Gen. Mark Welsh, Air Force chief of staff, told reporters during the conference that he expects to operate under a continuing resolution for at least part of the year, and expects sequestration to continue. Because of that budget reality, cuts to legacy platforms are necessary.
“If you want to create savings with a ‘b’ instead of an ‘m,’ you need to get rid of a fleet,” Welsh said, referring to billions and millions. “Everything is on the table.”
Added Gen. Mike Hostage, head of Air Combat Command: “The only way you really save money is making entire weapon systems go away.”
While making it clear he would prefer not to choose between capacity and future capability, Hostage acknowledged that single-role platforms, such as the A-10 attack plane, face cuts.
“In a perfect world, I would have 1,000 A-10s,” Hostage said. “I can’t afford it.
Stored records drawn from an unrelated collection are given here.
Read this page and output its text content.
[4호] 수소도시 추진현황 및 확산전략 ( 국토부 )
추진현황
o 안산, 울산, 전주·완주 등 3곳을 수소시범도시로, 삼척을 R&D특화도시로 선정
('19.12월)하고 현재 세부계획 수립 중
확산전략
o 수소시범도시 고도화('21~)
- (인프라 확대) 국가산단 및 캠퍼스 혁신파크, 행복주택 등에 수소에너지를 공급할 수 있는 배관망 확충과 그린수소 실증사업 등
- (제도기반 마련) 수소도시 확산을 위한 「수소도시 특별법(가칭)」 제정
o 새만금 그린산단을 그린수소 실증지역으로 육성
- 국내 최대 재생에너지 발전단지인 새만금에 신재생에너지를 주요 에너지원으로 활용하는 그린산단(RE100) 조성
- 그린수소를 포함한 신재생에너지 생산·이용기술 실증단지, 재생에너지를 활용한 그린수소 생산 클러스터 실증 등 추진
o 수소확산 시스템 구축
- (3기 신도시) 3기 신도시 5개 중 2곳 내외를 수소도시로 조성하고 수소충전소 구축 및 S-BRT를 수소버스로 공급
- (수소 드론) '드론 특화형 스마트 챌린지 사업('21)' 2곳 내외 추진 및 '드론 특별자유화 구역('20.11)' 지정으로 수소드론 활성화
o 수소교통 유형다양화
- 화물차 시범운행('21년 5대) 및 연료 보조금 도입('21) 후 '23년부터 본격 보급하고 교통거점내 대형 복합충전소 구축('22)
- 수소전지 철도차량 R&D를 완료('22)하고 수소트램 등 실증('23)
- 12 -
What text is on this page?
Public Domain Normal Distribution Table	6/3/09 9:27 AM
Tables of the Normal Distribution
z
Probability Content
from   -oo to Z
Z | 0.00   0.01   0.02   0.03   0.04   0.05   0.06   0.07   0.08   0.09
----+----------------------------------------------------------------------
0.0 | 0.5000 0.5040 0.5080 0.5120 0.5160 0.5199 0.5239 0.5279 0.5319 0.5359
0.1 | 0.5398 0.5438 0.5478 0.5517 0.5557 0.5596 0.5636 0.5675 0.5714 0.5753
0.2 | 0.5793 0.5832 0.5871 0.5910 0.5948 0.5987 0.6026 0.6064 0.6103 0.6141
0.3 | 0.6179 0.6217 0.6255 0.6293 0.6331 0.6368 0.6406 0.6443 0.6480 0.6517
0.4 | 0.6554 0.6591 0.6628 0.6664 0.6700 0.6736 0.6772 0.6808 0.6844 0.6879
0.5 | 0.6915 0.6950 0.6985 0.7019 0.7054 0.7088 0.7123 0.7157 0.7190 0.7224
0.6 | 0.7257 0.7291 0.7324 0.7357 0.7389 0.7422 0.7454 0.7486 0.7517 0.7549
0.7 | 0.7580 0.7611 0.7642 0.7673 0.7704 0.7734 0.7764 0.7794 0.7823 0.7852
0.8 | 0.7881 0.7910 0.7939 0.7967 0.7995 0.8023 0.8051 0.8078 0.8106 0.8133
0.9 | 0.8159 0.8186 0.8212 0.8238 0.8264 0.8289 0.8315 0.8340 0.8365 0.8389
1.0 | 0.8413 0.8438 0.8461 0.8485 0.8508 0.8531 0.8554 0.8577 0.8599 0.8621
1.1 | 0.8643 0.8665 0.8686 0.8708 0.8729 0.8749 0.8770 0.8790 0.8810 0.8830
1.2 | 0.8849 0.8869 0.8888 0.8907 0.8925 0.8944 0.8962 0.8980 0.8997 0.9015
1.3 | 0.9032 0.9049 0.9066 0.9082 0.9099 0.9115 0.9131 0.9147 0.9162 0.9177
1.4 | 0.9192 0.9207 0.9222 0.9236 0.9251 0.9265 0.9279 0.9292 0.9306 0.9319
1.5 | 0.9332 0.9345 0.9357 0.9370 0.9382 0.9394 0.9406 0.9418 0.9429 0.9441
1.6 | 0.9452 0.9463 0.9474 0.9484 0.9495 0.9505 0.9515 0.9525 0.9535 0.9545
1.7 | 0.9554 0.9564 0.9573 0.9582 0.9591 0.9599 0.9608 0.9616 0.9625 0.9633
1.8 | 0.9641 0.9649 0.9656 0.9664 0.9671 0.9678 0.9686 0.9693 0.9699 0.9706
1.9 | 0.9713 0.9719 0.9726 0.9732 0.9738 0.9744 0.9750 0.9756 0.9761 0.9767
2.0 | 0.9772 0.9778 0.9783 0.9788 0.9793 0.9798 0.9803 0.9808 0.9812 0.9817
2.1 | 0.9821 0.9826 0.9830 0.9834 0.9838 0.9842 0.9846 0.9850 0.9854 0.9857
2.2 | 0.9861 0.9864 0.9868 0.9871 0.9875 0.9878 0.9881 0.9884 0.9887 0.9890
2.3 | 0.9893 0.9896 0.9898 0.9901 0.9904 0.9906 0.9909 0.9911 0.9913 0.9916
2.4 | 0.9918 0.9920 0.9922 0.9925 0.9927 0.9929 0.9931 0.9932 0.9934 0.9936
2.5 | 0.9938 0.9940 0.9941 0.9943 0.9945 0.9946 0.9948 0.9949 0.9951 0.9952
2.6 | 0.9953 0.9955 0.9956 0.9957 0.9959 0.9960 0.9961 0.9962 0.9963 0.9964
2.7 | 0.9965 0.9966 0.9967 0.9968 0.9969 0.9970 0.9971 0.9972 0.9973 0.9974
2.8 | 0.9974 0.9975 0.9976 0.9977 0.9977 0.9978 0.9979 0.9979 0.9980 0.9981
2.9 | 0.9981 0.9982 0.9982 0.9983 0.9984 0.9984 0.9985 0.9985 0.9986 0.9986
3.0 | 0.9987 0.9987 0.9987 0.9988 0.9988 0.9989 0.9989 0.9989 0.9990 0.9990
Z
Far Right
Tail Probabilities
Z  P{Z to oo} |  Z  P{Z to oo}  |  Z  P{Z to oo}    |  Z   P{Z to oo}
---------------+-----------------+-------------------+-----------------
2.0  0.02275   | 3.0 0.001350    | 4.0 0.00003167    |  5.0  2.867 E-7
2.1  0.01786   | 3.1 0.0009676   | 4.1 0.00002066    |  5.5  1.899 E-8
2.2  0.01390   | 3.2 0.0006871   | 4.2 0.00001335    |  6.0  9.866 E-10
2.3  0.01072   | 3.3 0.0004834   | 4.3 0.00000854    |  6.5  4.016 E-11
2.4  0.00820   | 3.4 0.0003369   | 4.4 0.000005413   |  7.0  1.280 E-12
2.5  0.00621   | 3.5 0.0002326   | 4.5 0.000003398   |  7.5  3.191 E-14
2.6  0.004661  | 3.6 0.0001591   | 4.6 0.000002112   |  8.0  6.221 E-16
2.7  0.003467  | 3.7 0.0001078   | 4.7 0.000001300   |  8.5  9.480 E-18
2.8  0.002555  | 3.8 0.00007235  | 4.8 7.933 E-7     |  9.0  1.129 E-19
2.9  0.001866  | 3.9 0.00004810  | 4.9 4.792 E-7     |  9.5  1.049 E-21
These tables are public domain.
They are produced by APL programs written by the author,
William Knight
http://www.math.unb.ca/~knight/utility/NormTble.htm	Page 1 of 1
I can’t afford the fleet I have now. If I cut the fleet in half, do I save enough to get through this problem?
“My view is, while I don’t want to do it, I would rather lose the entire fleet and save everything I do in the infrastructure.”
In comparison, Hostage indicated he would fight to maintain at least part of the F-15C fleet.
“I don’t have enough air superiority capability as it is, so I’d be desperately in trouble if I got rid of an entire fleet of F-15Cs. So that’s probably not likely,” he said. At the same time, “I’m not saying that we wouldn’t get rid of some.”
Cuts need to be done in a strategic fashion in order to thread the needle between saving money and destroying capacity. Gen. Paul Selva, head of Air Mobility Command, held up potential KC-10 cuts as an example.
The KC-46 tanker replacement program is designed to replace the KC-135 fleet. But if the decision is made to cut the KC-10 entirely, one option would be to use the new KC-46s to replace them.
“You could envision an option where as the KC-46 delivers, the KC-10 retires,” Selva said. “Most of these are not binary decisions.”
Part of the reason for vertical cuts is the need to fund newer platforms, particularly F-35 joint strike fighters, KC-46s, and long-range bombers, identified as the three top modernization priorities for the service.
Welsh held up that trio for much of the year as the programs that must be protected at all costs. If that is the first tier of modernization, Welsh said, the second tier would include the T-X trainer replacement program and the Joint Surveillance and Target Attack Radar System (JSTARS).
“The medium-altitude ISR [intelligence, surveillance and reconnaissance] fleet has to be recapitalized. Right now, there’s not a plan to do that. We think the first thing we need to do is recapitalize JSTARS,” Welsh said. “That intelligence has been phenomenally successful.”